The book chronicles the couple’s journey of falling in love, getting married, experiencing multiple deployments, starting a family, Ryan’s tragic death and life in the aftermath of loss.
Ryan, an Atlanta native, joined the military after his childhood best friend, Adam White, died during the Sept. 11, 2001 terrorist attacks on the World Trade Center in New York. After serving his country for about five years, most of that time as a Green Beret, Ryan was diagnosed with liver cancer in 2009 while deployed overseas and had to give his wife the horrible news over the phone that he had 30 days to live.
He died just weeks after Means gave birth to their second child.
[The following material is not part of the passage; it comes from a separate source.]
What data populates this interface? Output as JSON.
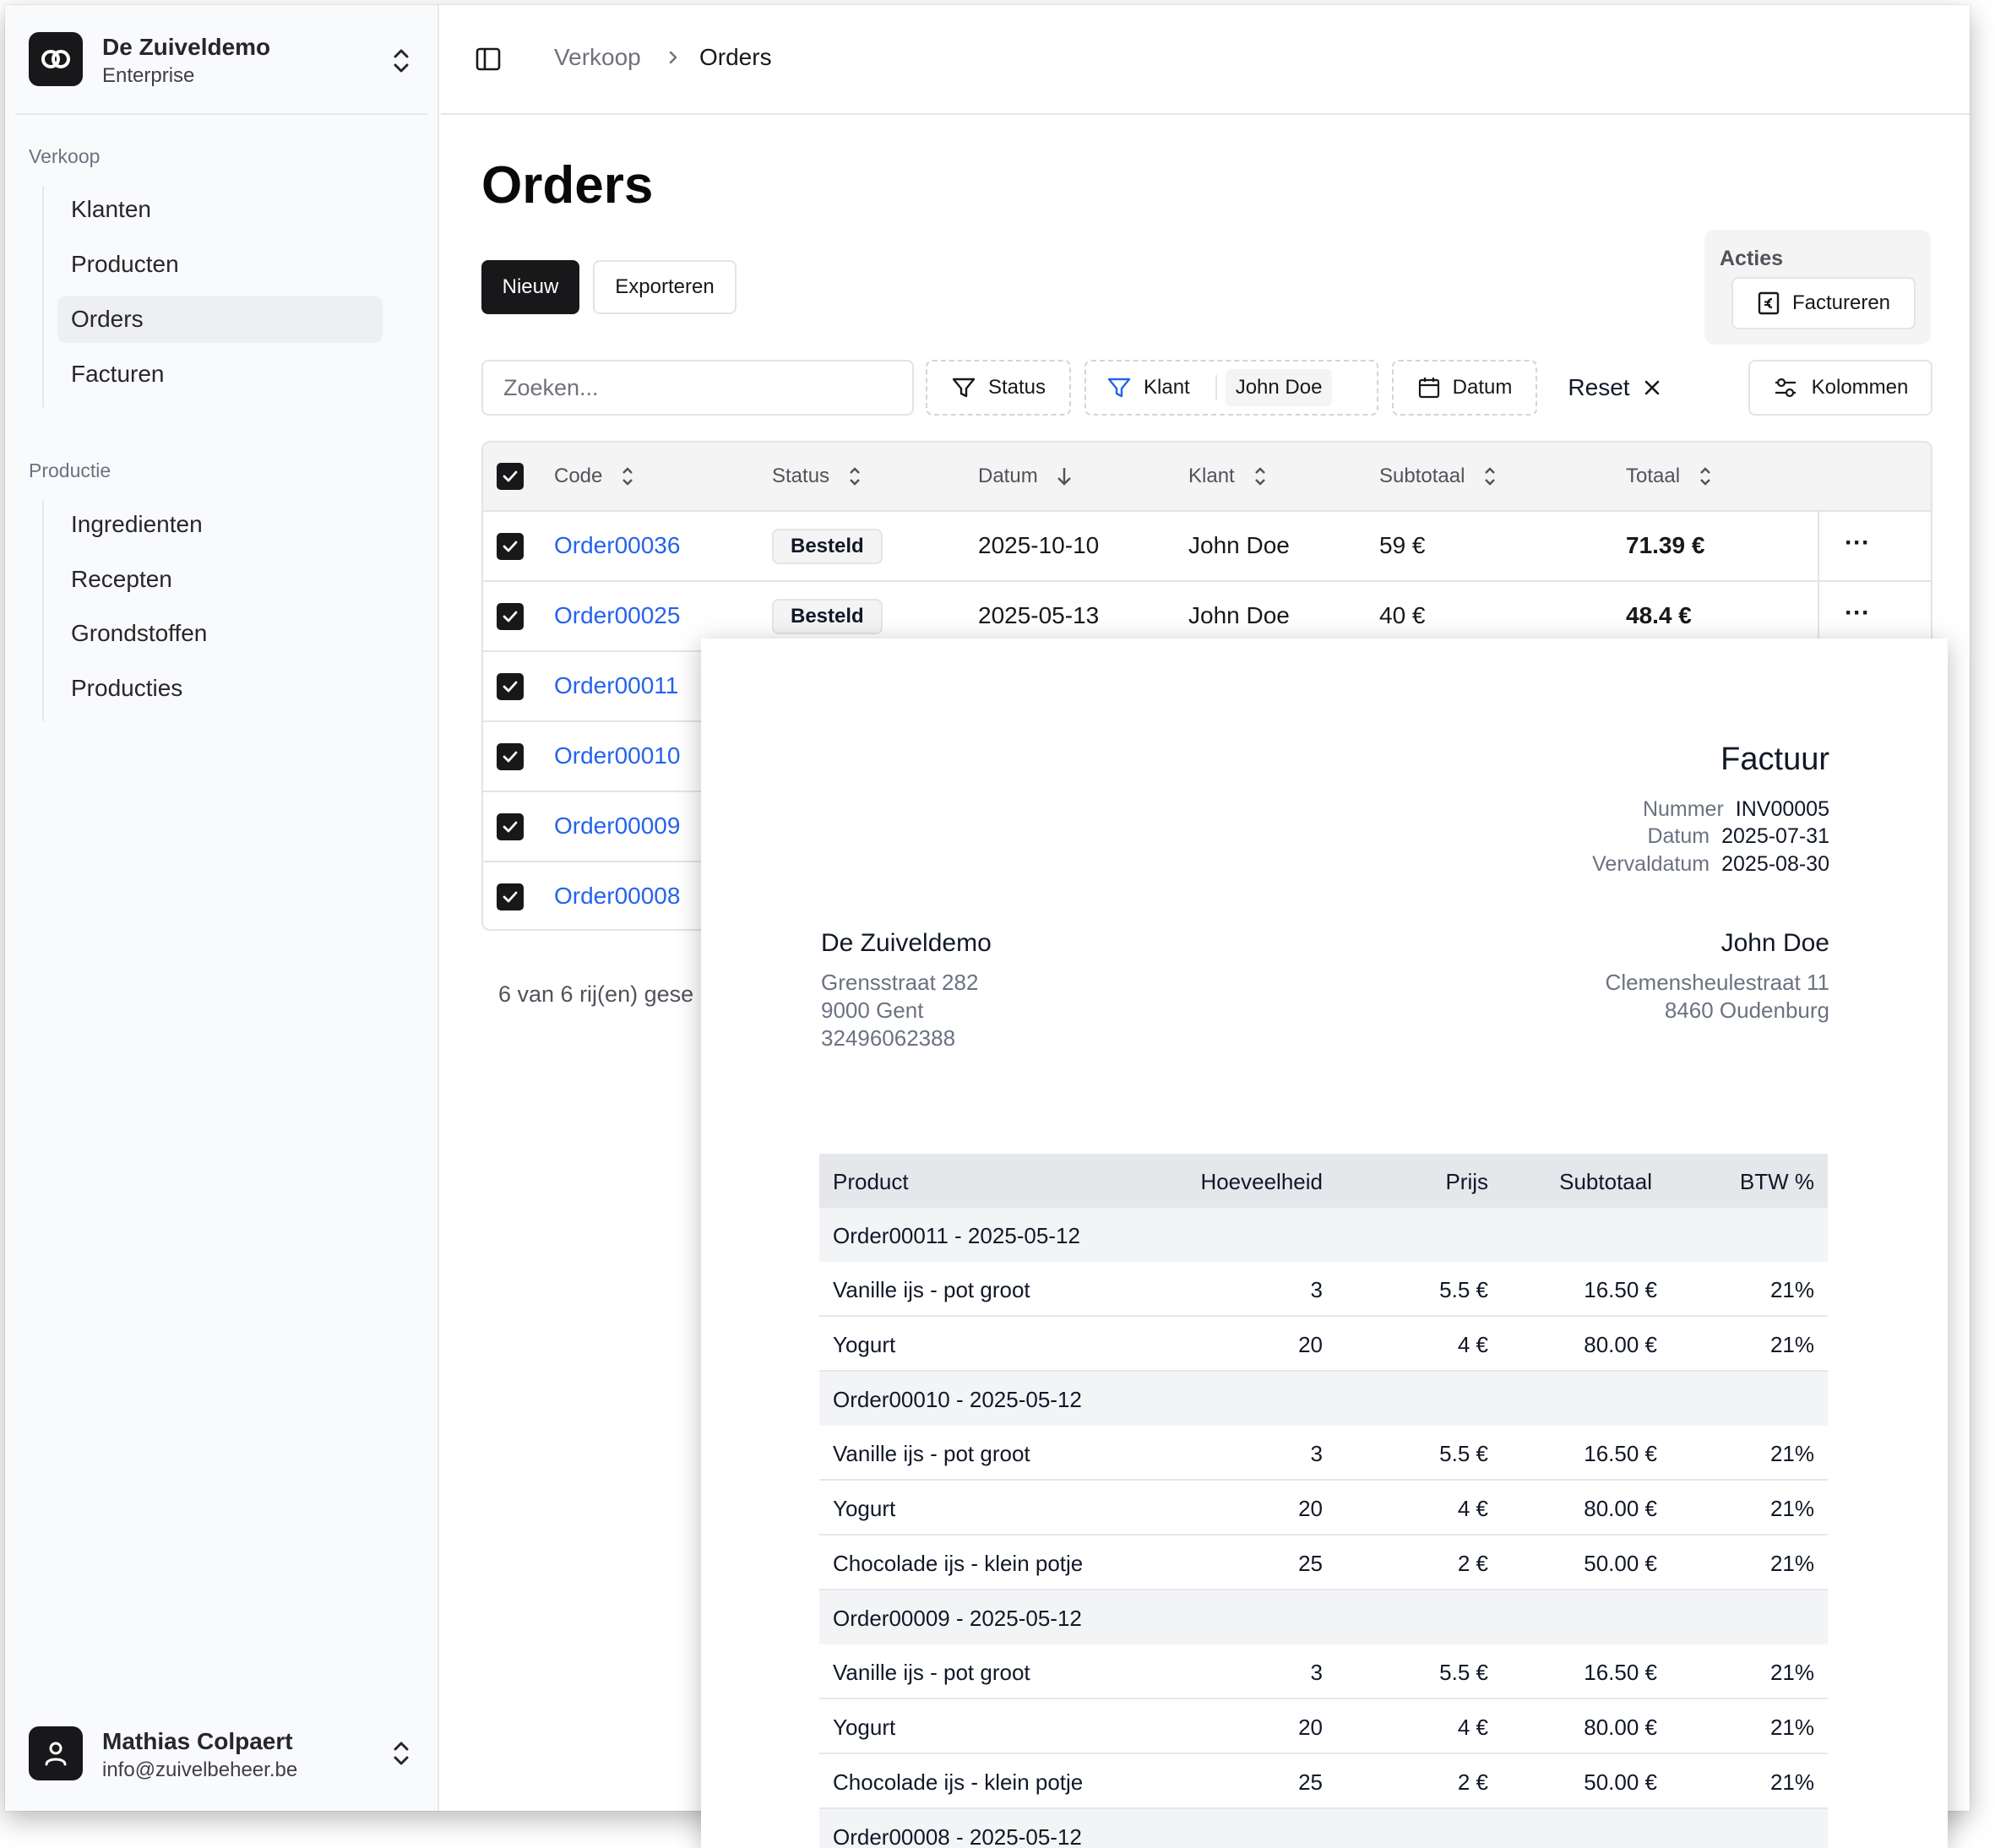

“[I wrote the book] within maybe a year after he died so that hurt was very fresh in my mind,” she said. “Going back and reading all of those very happy emails, I think, really saved me, because rather than addressing the grief 24 hours a day, it sort of gave me a way to escape back into happier times. It was very therapeutic.”
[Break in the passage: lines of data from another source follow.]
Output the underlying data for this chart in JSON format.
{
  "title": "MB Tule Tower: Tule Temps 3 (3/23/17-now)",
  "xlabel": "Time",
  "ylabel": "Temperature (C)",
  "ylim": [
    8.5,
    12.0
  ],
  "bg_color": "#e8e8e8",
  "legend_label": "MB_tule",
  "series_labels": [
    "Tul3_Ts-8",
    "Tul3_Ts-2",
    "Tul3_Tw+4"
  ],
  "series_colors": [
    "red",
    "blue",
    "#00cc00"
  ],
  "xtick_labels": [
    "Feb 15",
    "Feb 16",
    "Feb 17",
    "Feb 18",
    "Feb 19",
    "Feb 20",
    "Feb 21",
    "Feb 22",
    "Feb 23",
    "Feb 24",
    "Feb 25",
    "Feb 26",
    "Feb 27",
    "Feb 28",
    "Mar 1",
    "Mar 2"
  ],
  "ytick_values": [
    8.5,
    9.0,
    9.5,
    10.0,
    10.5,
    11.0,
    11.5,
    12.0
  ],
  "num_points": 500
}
Means said she hopes the book will teach readers to live life to the fullest and to appreciate each day and their loved ones.
She has read portions of the book to her daughters — Elizabeth, 5, and Sophie, 4 — to keep their father’s memory alive.
“I read [Elizabeth] some of the letters that he wrote me and she’ll say, ‘Oh Mommy, he really loved you,’” Means said.
The book has also given her a platform to raise awareness of organizations that support military service members and their families, such as the Special Operations Warrior Foundation. Before formally publishing the book, Means self-published it and donated proceeds to the organization, which gives college scholarships to children of special operations soldiers who have died in active duty.
The book is sold at www.amazon.com, barnesandnoble.com and local booksellers.